‘Homeland’ Review: “The Clearing”
This week's episode of 'Homeland' is probably the weakest of the season so far, but the redeeming moments of intensity definitely overcompensate for the lame, soapy stuff.
"The Clearing" literally refers to the clearing in the woods where Carrie meets Brody during the fancy political white people party (those people will throw parties for anything), but it also refers -- however heavy-handed -- to the clearing of air. Dana pushes Finn to tell their parents about the woman they killed after Dana attended the woman's funeral (thankfully off screen), but opening a window to clear the air can often invite another mess into the room, and the Waldens think it's best, as Finn warned Dana, for everyone to keep their mouths shut.
Saul is trying to do some clearing up of his own with our old friend Aileen, who's been locked up in a cell in a suffocating prison. She says she can help identify Roya's mysterious contact, but she has a few liberating requests and Saul will have to face off with a cartoon villain warden to get the info he needs. (Side note: while I love the phrase "heaven-may-care grooming," how dare that guy talk smack about Saul's beard.) But Aileen plays on Saul's emotions about his wife, Mira, and appeals to his humanity a little too much, which leads us to the best moment of "The Clearing" when Saul realizes Aileen's given him the wrong information and he's left her in a cell by herself, where she's slashed her own neck with a piece of broken glass from his little prison picnic. The sheer anxiety captured in that moment when Saul is on the phone with Quinn and realizes what he's facilitated is almost as intense as him screaming "Aileen!" as he runs down the hallway.
Speaking of feeling played -- Brody is all over the place this week, and somehow stuck in the same location for almost the entire episode. He speaks with Rex, a fellow veteran who's thrown a lavish party for Walden. Rex expresses that he understands Brody in a way that Walden never will because both men have survived war and they've been forever changed. But Brody doesn't really want to be a Vice President, and he shies away from Rex's offer of support. This world isn't for Brody -- we saw how claustrophobic his world has become last week when the CIA built another wall around him, but I think he's starting to understand how truly trapped he would be if he were stay in this world of politicking and dumb politician's wives who ask superficial things about his time in Iran like, "Did you ever want to kill yourself?" Award for worst supporting player this week definitely goes to Fake Rosemarie DeWitt.
And Brody's also feeling played by the CIA, forced to continuously confront Roya about things she can't or won't ever tell him, and then there's that whole thing with Mike telling Brody's wife that her husband killed Tom Walker. Isn't the CIA supposed to have his back? They may not, but Carrie does, as exemplified by their make-out session in the woods, which felt sloppy on many levels, nevermind all that tongue.

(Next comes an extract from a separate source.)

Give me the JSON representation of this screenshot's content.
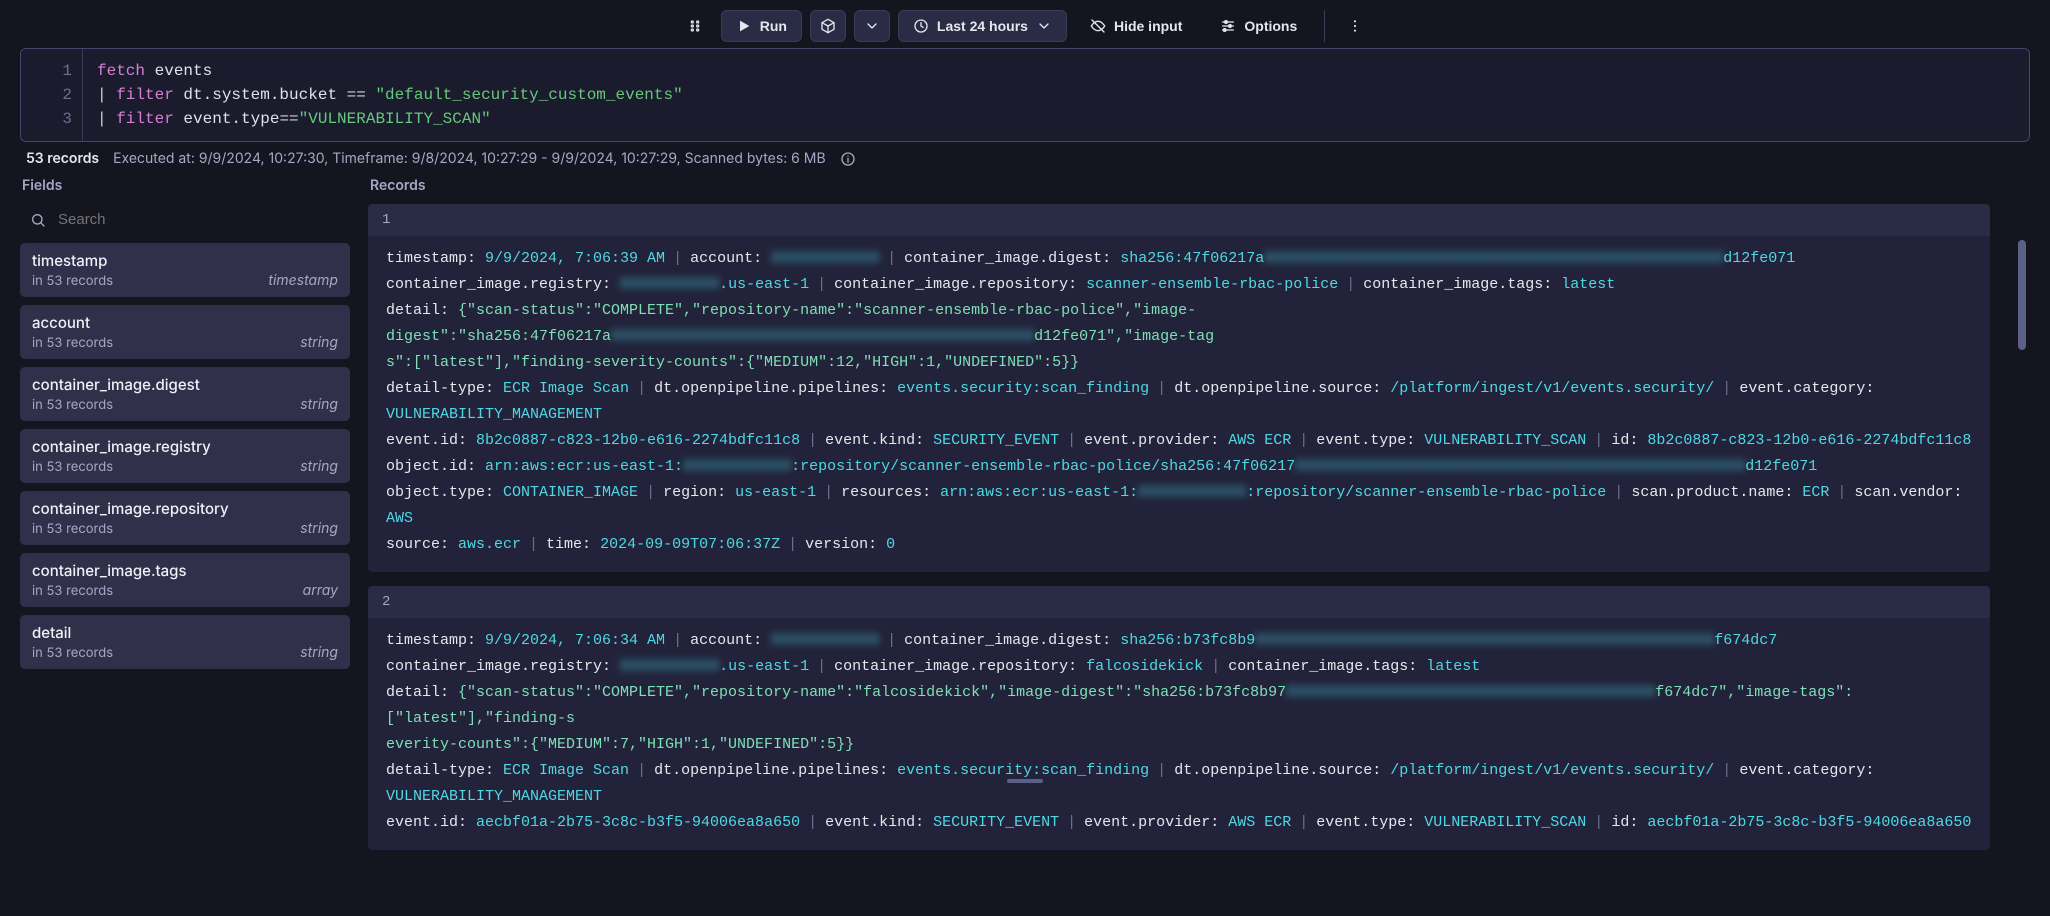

It seems like a way for the writers to continue an affair that no longer feels necessary, and it's such a silly plot device to have Carrie just show up in the woods at some old white dude's party. But they needed to keep Brody at that house because he needed to know about Dana's hit and run, and he needed to have the conversation with Rex, and it just feels like they were cramming so much in this week.
What did work for me, aside from the Saul and Aileen plot, is the moment when Brody, finally alone, strips down to his trunks and goes for the swim he wanted to take earlier but couldn't because of that air-headed woman staring at his scars. Brody jumps into the pool and finally feels relief, free from prying eyes, free from the demands of everyone he knows -- no wife, no kids, no CIA, no Walden, no Roya, et al. It's a moment that calls to mind the scene from last season's 'Breaking Bad,' where Skylar jumps into the pool just to have some damn peace and quiet, finding an escape from the claustrophobic criminal nightmare her life has become and the husband she no longer recognizes as anything but a monster. The scene here with Brody is very much the same thematically and visually, and it's one of the more refined moments in "The Clearing," which is unfortunately bloated with soapy theatrics and dialogue and stuff that doesn't really feel urgent or compelling -- especially compared to the last few episodes.
And that suspenseful score over the final scene where Carrie tells Dana and Brody that they can't go to the police about the hit and run? Probably the worst moment this week. Not only is it incredibly hard to believe that going to the local cops about his daughter's hit and run accident and involuntary manslaughter will have any effect on the ongoing CIA investigation (the stuff with hurting his political career I can buy), but the music is so jarringly mismatched with the tone of the scene, as if it's trying to make us believe it's more intense and suspenseful than it is -- and it's just not very suspenseful.